We have taken to measuring our children’s success repeatedly
and then using that data to assess how we are teaching, who is teaching, where
funding should go and other important aspects of our education system. This sounds, on paper, like a great idea –
get the data and then respond to reality. So how could this go wrong?
Well, first, there is the experience of being tested to
contend with. Each test gives us
information about how students are doing – but the test is another educational
experience, as well. And that experience
affects our children. What does it feel
like, at the age of 5, to be just starting school and begin with a test? And, since it is a baseline test, you are
expected to fail it. And you do.
And you’re five. One kindergarten teacher described her students’ response: “They don’t know how to hold
pencils. They don’t know letters, and
you have answers that say A, B, C, or D and you’re asking them to bubble in. .
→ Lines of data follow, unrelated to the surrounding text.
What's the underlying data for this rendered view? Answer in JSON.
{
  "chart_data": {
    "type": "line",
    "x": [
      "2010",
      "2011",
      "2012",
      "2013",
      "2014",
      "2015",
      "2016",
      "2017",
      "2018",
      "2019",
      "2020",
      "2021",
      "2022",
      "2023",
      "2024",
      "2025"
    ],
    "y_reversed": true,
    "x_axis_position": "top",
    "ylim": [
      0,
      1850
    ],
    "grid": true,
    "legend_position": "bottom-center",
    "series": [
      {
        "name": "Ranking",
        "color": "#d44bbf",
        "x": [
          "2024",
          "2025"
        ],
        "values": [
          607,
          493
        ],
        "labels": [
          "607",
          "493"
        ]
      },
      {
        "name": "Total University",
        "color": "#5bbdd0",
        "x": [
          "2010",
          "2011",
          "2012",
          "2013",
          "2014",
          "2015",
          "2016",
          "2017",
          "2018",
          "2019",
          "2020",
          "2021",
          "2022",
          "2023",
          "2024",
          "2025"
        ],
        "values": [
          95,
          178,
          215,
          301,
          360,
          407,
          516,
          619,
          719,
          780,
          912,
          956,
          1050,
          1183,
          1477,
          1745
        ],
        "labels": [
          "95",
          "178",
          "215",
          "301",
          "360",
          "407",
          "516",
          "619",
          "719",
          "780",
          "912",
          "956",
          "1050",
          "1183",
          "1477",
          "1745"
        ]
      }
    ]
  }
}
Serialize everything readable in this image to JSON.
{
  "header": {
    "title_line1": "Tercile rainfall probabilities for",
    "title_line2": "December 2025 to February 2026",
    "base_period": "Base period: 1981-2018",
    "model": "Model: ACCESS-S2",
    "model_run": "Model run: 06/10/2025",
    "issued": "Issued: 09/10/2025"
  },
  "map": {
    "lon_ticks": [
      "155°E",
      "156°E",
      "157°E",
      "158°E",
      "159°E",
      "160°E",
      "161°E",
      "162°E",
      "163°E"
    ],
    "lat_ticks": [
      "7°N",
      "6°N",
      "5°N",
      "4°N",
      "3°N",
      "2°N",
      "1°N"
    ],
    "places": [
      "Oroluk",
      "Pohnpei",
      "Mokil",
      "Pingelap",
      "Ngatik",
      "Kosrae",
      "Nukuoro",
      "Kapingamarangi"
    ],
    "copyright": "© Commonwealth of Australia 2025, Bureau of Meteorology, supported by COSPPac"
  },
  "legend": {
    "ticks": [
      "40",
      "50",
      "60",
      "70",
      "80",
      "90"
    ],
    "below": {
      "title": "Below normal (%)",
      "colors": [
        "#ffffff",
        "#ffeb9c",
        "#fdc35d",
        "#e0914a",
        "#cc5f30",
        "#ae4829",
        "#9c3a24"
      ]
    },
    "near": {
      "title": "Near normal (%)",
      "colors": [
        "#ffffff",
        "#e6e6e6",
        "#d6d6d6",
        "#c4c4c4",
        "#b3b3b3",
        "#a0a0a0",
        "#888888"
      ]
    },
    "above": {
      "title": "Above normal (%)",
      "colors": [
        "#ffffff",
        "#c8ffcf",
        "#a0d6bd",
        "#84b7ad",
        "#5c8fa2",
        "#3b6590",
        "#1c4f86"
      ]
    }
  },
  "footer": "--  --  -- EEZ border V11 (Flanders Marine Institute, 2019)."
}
. . They break down; they cry.” Research shows that these tests can decrease
students’ love of learning (Jones et al., 80).
They may score well on a test, but also learn to dislike school. And the level of anxiety high-stakes testing
produces can make many students physically ill, with incidents of stomach aches
and headaches skyrocketing on test days (Jones et al., 95). Testing and the anxiety that accompanies it often
leads to lower scores (Cassady and Johnson 273), which then increases test
anxiety for the next test, creating a destructive cycle. Ironically, our measurements of how well our
students are learning may show less achievement than they would be capable of
without these measurements.
Second, there are limitations to what we can measure on a
standardized test. A multiple choice
instrument is not conducive to measuring creativity and imagination. You cannot see how a student arrived at an answer.
But, since more qualitative measures are difficult to score, we opt for
bubbling in A, B, C and D. These
multiple choice questions are best suited to lower level thinking skills like
memorization and description. Higher
level thinking like analysis and evaluation are difficult to test by choosing
one of four offered answers. Even memory
is not well tested by multiple choice, because the answer is written out for
the student and all she has to do is find it in the list – rather than recall
it herself. And don’t forget that a student
may have guessed the correct answer.
Standardized tests do not give us a window into the thought-processes of
students. As teachers, our goal is to
meet students where they are struggling and help them figure out the material,
but a score on a standardized test does not give us the information we need to
do so.
So what are children achieving when they score well on a
standardized test? They have prepped
well, their teacher has drilled them on the facts they need to know to pass the
test, and they have good memories. This
does not tell me if the student has new, creative ideas or if he is engaged by
reading The Giver or if he
understands the causes of the Civil War.
Albert Einstein once complained that coercive testing so turned him off
to learning that he gave up on science for a year. Are we losing some young Einsteins because of
our current emphasis on high stakes testing?
Bibliography
Cassady, Jerrell C. and Ronald E. Johnson. "Cognitive Test Anxiety and Academic Performance." Contemporary Educational Psychology. (2002) 27:270-295.
Jones, M. Gail, Brett D. Jones, and Tracy Y. Hargrove. The Unintended Consequences of High-Stakes Testing. Lanham, MD: Rowman and Littlefield, 2003.
Monahan, Rachel. "Kindergarten gets touch as kids are forced to bubble in multiple choice tests." New York Daily News. 10 Oct 2013.
"Multiple Choice Tests." FairTest. fairtest.org. 17 Aug 2007.